Generally when developing an ETL process, if you have to replace a value from a source with a corresponding value, you should use a lookup table. For example, if you were replacing a country abbreviation with the full name of the country, you could have a simple 2 column table with the abbreviation in one column and the full name in the other. By using a lookup table it becomes very easy to update values, enter new ones, or possibly delete obsolete ones. This also gives you the added benefit of being able to reuse your lookup table if you need to in other places. But what if you have a small group of items (say a dozen or less) that you need to replace?
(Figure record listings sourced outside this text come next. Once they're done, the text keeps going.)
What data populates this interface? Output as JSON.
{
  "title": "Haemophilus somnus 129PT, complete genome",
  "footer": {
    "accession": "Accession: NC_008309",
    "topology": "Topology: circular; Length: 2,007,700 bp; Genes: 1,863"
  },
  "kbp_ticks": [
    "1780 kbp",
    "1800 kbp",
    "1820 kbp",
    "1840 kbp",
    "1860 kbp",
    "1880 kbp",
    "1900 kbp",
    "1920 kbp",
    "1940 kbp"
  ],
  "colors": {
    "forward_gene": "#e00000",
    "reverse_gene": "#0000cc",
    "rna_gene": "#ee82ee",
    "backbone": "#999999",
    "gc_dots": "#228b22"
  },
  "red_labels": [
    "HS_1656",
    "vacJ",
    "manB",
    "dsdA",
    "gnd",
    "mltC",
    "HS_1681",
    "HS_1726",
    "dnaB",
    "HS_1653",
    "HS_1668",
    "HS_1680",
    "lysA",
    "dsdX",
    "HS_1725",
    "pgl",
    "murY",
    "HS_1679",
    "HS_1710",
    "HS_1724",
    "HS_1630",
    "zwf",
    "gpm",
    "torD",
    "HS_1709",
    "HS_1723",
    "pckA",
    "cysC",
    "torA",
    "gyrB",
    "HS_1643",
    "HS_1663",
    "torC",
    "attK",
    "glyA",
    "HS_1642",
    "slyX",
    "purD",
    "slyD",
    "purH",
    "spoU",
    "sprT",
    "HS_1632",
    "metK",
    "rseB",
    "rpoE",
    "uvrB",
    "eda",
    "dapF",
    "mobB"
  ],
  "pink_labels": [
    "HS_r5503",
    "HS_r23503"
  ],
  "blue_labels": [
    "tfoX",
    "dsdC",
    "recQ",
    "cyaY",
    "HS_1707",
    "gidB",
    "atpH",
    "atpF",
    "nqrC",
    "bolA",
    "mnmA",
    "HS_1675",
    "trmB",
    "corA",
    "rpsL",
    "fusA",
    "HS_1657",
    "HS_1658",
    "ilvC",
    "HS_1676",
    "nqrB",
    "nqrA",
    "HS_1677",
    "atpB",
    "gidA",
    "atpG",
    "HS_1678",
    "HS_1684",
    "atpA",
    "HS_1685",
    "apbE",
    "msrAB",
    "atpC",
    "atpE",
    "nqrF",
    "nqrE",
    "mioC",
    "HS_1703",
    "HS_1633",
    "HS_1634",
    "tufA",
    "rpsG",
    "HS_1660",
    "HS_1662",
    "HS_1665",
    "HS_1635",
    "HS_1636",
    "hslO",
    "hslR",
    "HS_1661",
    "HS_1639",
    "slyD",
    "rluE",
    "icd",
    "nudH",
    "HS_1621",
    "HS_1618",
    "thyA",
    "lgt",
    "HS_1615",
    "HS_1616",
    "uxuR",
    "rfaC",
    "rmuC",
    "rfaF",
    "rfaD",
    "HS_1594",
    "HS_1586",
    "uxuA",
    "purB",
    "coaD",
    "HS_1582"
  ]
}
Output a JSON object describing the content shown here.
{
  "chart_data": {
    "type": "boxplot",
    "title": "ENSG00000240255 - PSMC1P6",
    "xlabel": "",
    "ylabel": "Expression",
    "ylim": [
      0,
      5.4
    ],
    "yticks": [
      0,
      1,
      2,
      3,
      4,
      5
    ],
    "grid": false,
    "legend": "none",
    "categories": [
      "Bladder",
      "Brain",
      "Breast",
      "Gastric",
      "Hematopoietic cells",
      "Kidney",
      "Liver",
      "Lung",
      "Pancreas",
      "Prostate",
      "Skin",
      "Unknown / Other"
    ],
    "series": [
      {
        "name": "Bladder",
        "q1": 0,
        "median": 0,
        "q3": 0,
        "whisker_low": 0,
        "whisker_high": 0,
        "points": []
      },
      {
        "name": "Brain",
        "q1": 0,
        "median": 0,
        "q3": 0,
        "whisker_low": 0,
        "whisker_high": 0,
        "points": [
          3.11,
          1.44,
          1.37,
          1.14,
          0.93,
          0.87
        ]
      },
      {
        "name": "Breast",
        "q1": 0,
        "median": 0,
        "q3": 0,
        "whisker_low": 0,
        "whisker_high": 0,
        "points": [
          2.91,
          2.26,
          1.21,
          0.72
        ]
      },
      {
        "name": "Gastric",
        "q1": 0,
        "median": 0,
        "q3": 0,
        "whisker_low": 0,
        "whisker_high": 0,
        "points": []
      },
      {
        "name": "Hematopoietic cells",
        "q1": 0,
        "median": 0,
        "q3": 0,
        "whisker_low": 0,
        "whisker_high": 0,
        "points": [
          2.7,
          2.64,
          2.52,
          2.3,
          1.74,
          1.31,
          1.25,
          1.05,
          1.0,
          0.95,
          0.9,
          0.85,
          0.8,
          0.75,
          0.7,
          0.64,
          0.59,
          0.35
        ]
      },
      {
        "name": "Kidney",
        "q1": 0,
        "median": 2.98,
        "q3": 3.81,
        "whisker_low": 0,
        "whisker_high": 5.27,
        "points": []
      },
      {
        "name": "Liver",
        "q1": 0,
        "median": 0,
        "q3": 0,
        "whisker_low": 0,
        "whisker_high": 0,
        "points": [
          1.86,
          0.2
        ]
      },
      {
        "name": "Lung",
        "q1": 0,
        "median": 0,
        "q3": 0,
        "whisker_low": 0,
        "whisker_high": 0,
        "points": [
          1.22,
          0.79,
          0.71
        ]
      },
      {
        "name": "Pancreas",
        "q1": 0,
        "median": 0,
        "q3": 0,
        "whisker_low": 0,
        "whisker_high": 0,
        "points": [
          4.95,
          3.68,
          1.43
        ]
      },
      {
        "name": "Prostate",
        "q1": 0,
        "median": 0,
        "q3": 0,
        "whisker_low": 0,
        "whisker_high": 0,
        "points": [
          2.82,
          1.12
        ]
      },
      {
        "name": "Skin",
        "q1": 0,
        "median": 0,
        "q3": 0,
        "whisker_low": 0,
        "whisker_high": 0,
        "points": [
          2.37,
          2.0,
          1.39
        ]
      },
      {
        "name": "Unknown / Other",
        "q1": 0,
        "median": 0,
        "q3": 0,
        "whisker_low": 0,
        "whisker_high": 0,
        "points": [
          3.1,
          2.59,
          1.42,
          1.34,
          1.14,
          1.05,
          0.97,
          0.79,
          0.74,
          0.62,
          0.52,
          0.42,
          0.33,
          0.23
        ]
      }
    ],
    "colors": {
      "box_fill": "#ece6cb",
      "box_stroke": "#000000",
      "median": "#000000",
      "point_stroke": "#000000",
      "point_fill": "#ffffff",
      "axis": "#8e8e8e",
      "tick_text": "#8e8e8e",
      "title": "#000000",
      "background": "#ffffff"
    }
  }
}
In that case you might want to look at using Pentaho’s Value Mapper component.
For this example, I am using a simple MySQL database I have, containing books I read, and the month and year when I read them (yes I am a geek). The source table can be created with this code:
CREATE TABLE `booksread` ( `Title` varchar(74) DEFAULT NULL, `Author` varchar(33) DEFAULT NULL, `Rating` varchar(6) DEFAULT NULL, `MonthRead` varchar(9) DEFAULT NULL, `YearRead` varchar(15) DEFAULT NULL ) ENGINE=InnoDB DEFAULT CHARSET=latin1;
With the table created, I start a new Pentaho transformation with a connection defined to this database. I drag a Table Input step and a Text file output component to the work area. Between them, I drag a Value Mapper component from the Transform node in the Design panel, and connect them together like this:
The Table Input is fairly generic, with a Select on the various fields. If you preview the table input, you would see the month name in the source (January, February,etc).The text file output component accepts all of the defaults except the output is written to the desktop.
Opening the Value Mapper, in the header area, I identified the source field I want to replace by selecting it from the drop down list. The target field name can remain empty if you are replacing the existing field, or a new field name can be supplied. Then a default value can be specified in the event that none of the values you define are found. Think of it as an ELSE value.
After that I have entered in the values that I would expect to see along with the value I want to replace them with. For January, replace it with 1, for February replace with 2, and so on. The finished result looks like this:Save the transformation and run it. As long as everything is defined correctly a new text file will be created with a number replacing the month name in the output.